Sebbene abbia calcato i palcoscenici del nostro Paese in passato con le sue varie incarnazioni musicali, questa sarà infatti la prima assoluta in cui si esibirà da solista, un’occasione che i fan del rock più autentico non potranno ignorare. La sua ultima fatica discografica, "No Name", è stata acclamata dalla critica come uno dei progetti più rilevanti del 2024, e la sua presenza sul palco – carica di quella tensione elettrica che da sempre lo contraddistingue – promette di aprire la rassegna nel migliore dei modi possibili.
Un cast internazionale tra esclusive e ritorni
A dare man forte a White – e a dimostrare la profondità di una line-up che rasenta l’eccellenza – ci penseranno poi altri giganti della scena mondiale, molti dei quali hanno scelto proprio la Versilia per la loro unica tappa italiana dell’anno.

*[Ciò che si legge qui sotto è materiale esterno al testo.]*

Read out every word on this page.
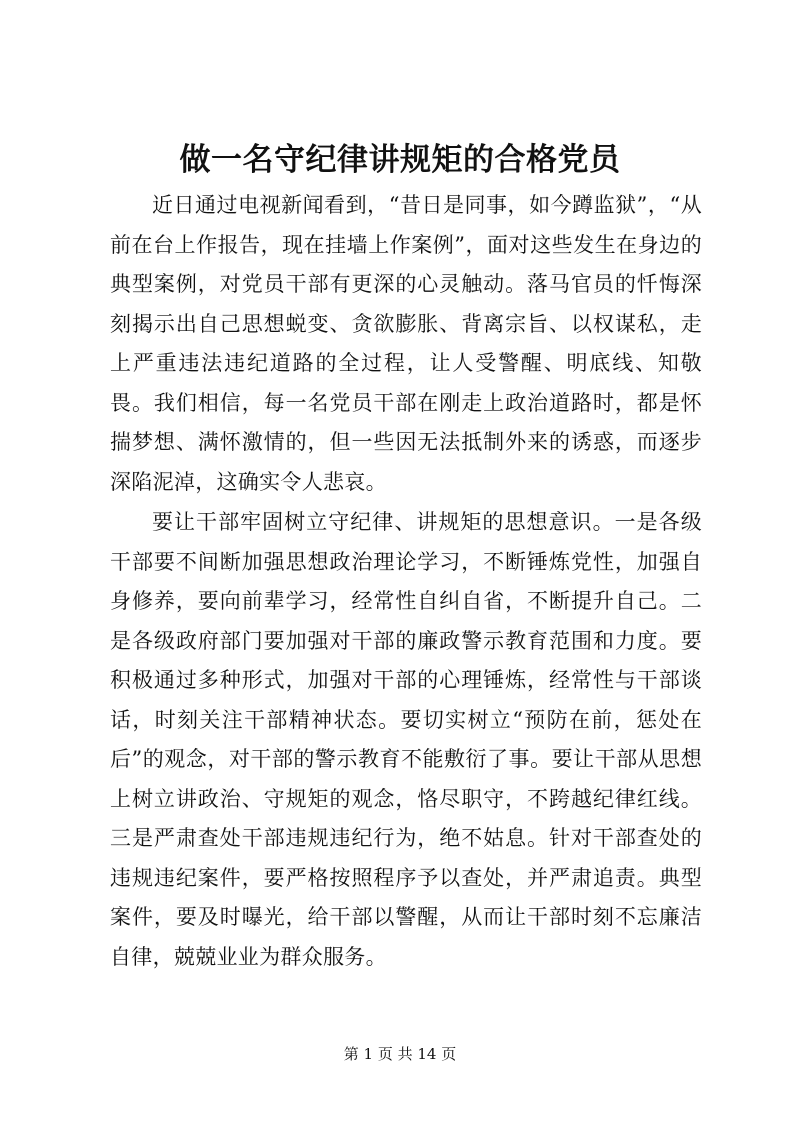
做一名守纪律讲规矩的合格党员

近日通过电视新闻看到，“昔日是同事，如今蹲监狱”，“从前在台上作报告，现在挂墙上作案例”，面对这些发生在身边的典型案例，对党员干部有更深的心灵触动。落马官员的忏悔深刻揭示出自己思想蜕变、贪欲膨胀、背离宗旨、以权谋私，走上严重违法违纪道路的全过程，让人受警醒、明底线、知敬畏。我们相信，每一名党员干部在刚走上政治道路时，都是怀揣梦想、满怀激情的，但一些因无法抵制外来的诱惑，而逐步深陷泥淖，这确实令人悲哀。

要让干部牢固树立守纪律、讲规矩的思想意识。一是各级干部要不间断加强思想政治理论学习，不断锤炼党性，加强自身修养，要向前辈学习，经常性自纠自省，不断提升自己。二是各级政府部门要加强对干部的廉政警示教育范围和力度。要积极通过多种形式，加强对干部的心理锤炼，经常性与干部谈话，时刻关注干部精神状态。要切实树立“预防在前，惩处在后”的观念，对干部的警示教育不能敷衍了事。要让干部从思想上树立讲政治、守规矩的观念，恪尽职守，不跨越纪律红线。三是严肃查处干部违规违纪行为，绝不姑息。针对干部查处的违规违纪案件，要严格按照程序予以查处，并严肃追责。典型案件，要及时曝光，给干部以警醒，从而让干部时刻不忘廉洁自律，兢兢业业为群众服务。

第 1 页 共 14 页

Sabato 27 giugno sarà la volta di un fenomeno globale che fonde musica e animazione come i Gorillaz, pronti a presentare dal vivo il nuovo album "The Mountain" e a festeggiare un quarto di secolo di carriera.
La sera prima, venerdì 26 giugno, toccherà invece a Nick Cave & The Bad Seeds, fautori di uno dei live più intensi e catartici del panorama rock mondiale, forti dell’ultimo lavoro "Wild God". E ancora, domenica 21 giugno, sarà la volta di Richard Ashcroft, l’ex voce dei The Verve, affiancato dai turbolenti The Libertines e dai The Wombats, in quella che si preannuncia come una vera e propria invasione britannica lungo la costa toscana.
Non mancano, ovviamente, gli appuntamenti dedicati alle nuove leve e a chi il proprio sound lo ha già consolidato. Il duo inglese Wet Leg, esploso con una verve irriverente e chitarre affilate, salirà sul palco domenica 28 giugno insieme ai Twenty One Pilots, headliner della serata conclusiva. Poco prima, sabato 27, spazio ai Wolf Alice e ai Nation of Language, mentre venerdì 26 giugno ci sarà il ritorno degli Sleaford Mods, duo post-punk di Nottingham che aveva già infiammato il pubblico del festival nell’edizione del 2024.
Una menzione a parte, infine, la merita la serata di sabato 21 giugno, interamente dedicata all’eccellenza italiana, con i Marlene Kuntz (che celebrano i trent’anni del capolavoro "Il Vile"), i Ministri e i Casino Royale.